In my article in Monday’s Times, “To Aim Ads, Web Is Keeping Closer Eye on What You Click,” I worked with comScore to develop a new measure for Web companies: how much data they can collect from users.
On the Internet, companies are typically ranked by how many different people visit their sites in a given month. And when Microsoft announced its $41 billion bid for Yahoo, comScore and Nielsen Online promptly put out estimates counting how many people would be in the merged company’s total audience.
But audience size is not everything in the online world. Advertisers increasingly want media companies to find their most likely customers and show their ads only to those people, rather than to the site’s entire audience.
Such targeted advertising requires data, so there’s a good argument to be made that we can spot the companies that will lead the pack in online advertising by looking at the depth of data that large media companies can collect about each of their Web visitor. Here is some more detail about the methodology comScore and I came up with:
The comScore study tallied five types of “data collection events” on the Internet for 15 large media companies. Four of these events are actions that occur on the sites the media companies run: Pages displayed, search queries entered, videos played, and advertising displayed. Each time one of those four things occurs, there is a conversation between the user’s computer and the server of the company that owns the site or serves the ad.
The fifth area that comScore looked at was ads served on pages anywhere on the Web by advertising networks owned by the media companies. These include text ads provided by Google’s AdSense network, for example, and display ads from AOL’s Advertising.com unit. Ad networks add the ability for these companies to note where you are on other Web sites when they serve you an ad. Google, for example, can note that your Internet Protocol address is on Kelly Blue Book, if it serves you an AdSense ad there.
So each time one of these five things occur, it is an “data collection event.” The data that is transferred varies for each. Typically, Web company receives information about the type of page the user is looking at, the user’s I.P. address (which sometimes has clues to the user’s location), and for advertising, the content of the ad. Most Web sites and advertising networks place cookies on users’ browsers, allowing them to recognize each time they interact with that user in the future. Cookies themselves don’t identify the name of users, but if users register with a Web site, their identities can be linked to their cookies.
When all these data collection events are combined for users in the United States in December 2007, Yahoo had the potential to gather data, through 400 billion events in the month. Time Warner, which includes AOL, was second, with about 100 billion events. Google was not too far behind with 91 billion.
Interestingly, Microsoft, with 51 billion events in December is far behind not only the other big Internet companies, but also the News Corporation’s Fox Interactive Media, which owns MySpace.
Below is a view of this data. Here is an image that shows the data behind the graphic, as well as a version of the data that shows the average number of data collection events for each of the company’s users.
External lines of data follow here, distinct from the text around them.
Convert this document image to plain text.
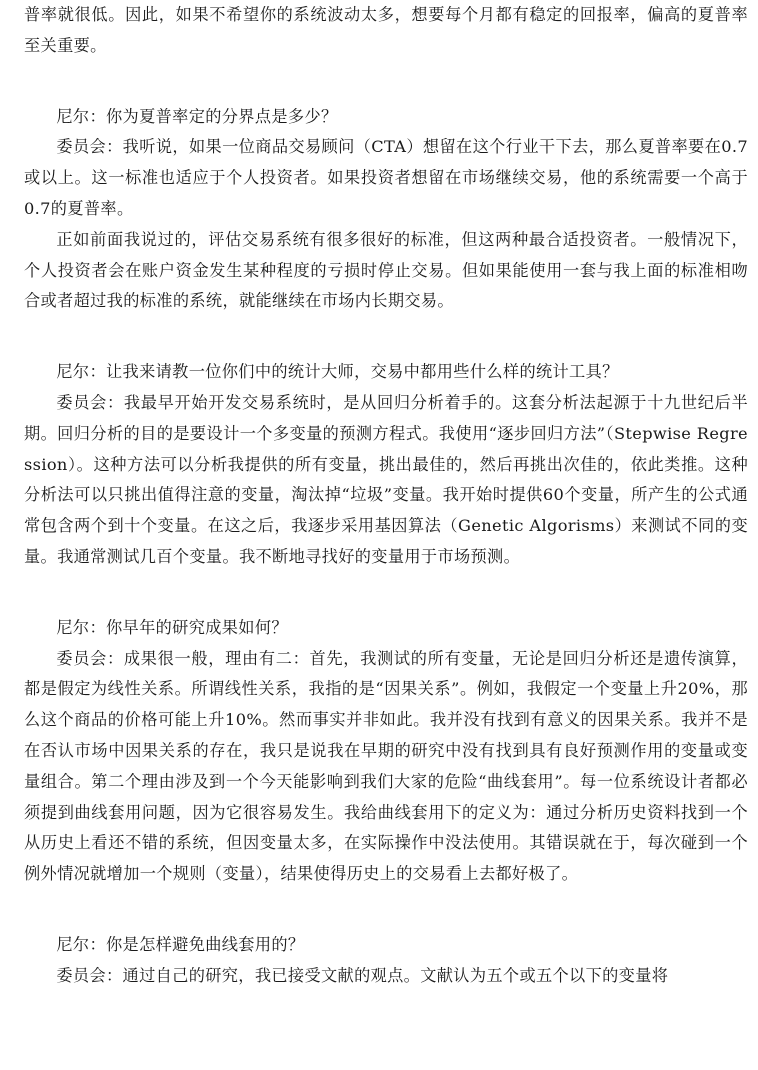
普率就很低。因此，如果不希望你的系统波动太多，想要每个月都有稳定的回报率，偏高的夏普率至关重要。

尼尔：你为夏普率定的分界点是多少？

委员会：我听说，如果一位商品交易顾问（CTA）想留在这个行业干下去，那么夏普率要在0.7或以上。这一标准也适应于个人投资者。如果投资者想留在市场继续交易，他的系统需要一个高于0.7的夏普率。

正如前面我说过的，评估交易系统有很多很好的标准，但这两种最合适投资者。一般情况下，个人投资者会在账户资金发生某种程度的亏损时停止交易。但如果能使用一套与我上面的标准相吻合或者超过我的标准的系统，就能继续在市场内长期交易。

尼尔：让我来请教一位你们中的统计大师，交易中都用些什么样的统计工具？

委员会：我最早开始开发交易系统时，是从回归分析着手的。这套分析法起源于十九世纪后半期。回归分析的目的是要设计一个多变量的预测方程式。我使用“逐步回归方法”（Stepwise Regression）。这种方法可以分析我提供的所有变量，挑出最佳的，然后再挑出次佳的，依此类推。这种分析法可以只挑出值得注意的变量，淘汰掉“垃圾”变量。我开始时提供60个变量，所产生的公式通常包含两个到十个变量。在这之后，我逐步采用基因算法（Genetic Algorisms）来测试不同的变量。我通常测试几百个变量。我不断地寻找好的变量用于市场预测。

尼尔：你早年的研究成果如何？

委员会：成果很一般，理由有二：首先，我测试的所有变量，无论是回归分析还是遗传演算，都是假定为线性关系。所谓线性关系，我指的是“因果关系”。例如，我假定一个变量上升20%，那么这个商品的价格可能上升10%。然而事实并非如此。我并没有找到有意义的因果关系。我并不是在否认市场中因果关系的存在，我只是说我在早期的研究中没有找到具有良好预测作用的变量或变量组合。第二个理由涉及到一个今天能影响到我们大家的危险“曲线套用”。每一位系统设计者都必须提到曲线套用问题，因为它很容易发生。我给曲线套用下的定义为：通过分析历史资料找到一个从历史上看还不错的系统，但因变量太多，在实际操作中没法使用。其错误就在于，每次碰到一个例外情况就增加一个规则（变量），结果使得历史上的交易看上去都好极了。

尼尔：你是怎样避免曲线套用的？

委员会：通过自己的研究，我已接受文献的观点。文献认为五个或五个以下的变量将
What is important here is not the precise numbers, but the overall picture that the biggest Internet companies are accumulating many different ways to collect data about users. Many caveats are needed: Not all of this data is useful; not all of it is retained by the companies with access to it; much of it cannot be traced back to individuals.
Moreover, this method often identifies several data collection events on a single Web page. That is because one page can contain search results, video players, and ads from several sources, each of which can send different data in a different direction.
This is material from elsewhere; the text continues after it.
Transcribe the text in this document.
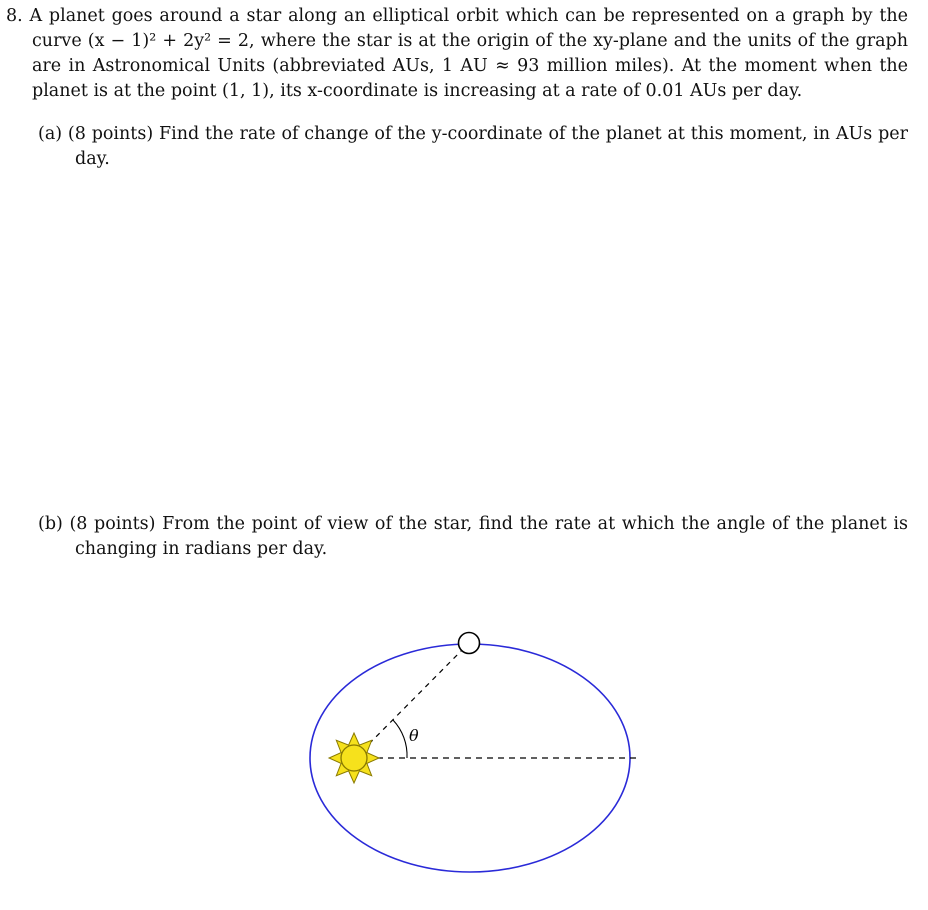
8. A planet goes around a star along an elliptical orbit which can be represented on a graph by the curve (x − 1)² + 2y² = 2, where the star is at the origin of the xy-plane and the units of the graph are in Astronomical Units (abbreviated AUs, 1 AU ≈ 93 million miles). At the moment when the planet is at the point (1, 1), its x-coordinate is increasing at a rate of 0.01 AUs per day.

(a) (8 points) Find the rate of change of the y-coordinate of the planet at this moment, in AUs per day.

(b) (8 points) From the point of view of the star, find the rate at which the angle of the planet is changing in radians per day.

θ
Another caveat: ComScore’s method of measuring advertising networks has limitations that make it difficult to compare one network to another. For the networks run by Yahoo, Microsoft and AOL, comScore doesn’t count how many ads they actually display, but how many pages their ads could appear on. This substantially overcounts the networks’ data collection because some Web sites have several networks that compete to place ads on their pages. ComScore counts the page views on those pages - without knowing if that network did in fact serve an ad on that page view. So the ad network tallies for these companies represent potential data collection events, rather than definite ones.
For Google, comScore can actually identify when ads from its AdSense network are loaded on a Web page. but this measure could overstate Google’s potential to collect data. That’s because Google may display several short text ads on one page, and comScore counts each of those text ads separately. To compensate in this study, comScore tried to figure out how many pages Google ads are loaded on pages. It took its count of ads displayed and divided that by 4.17, its estimate of the average number of AdSense ads that appear together on a page.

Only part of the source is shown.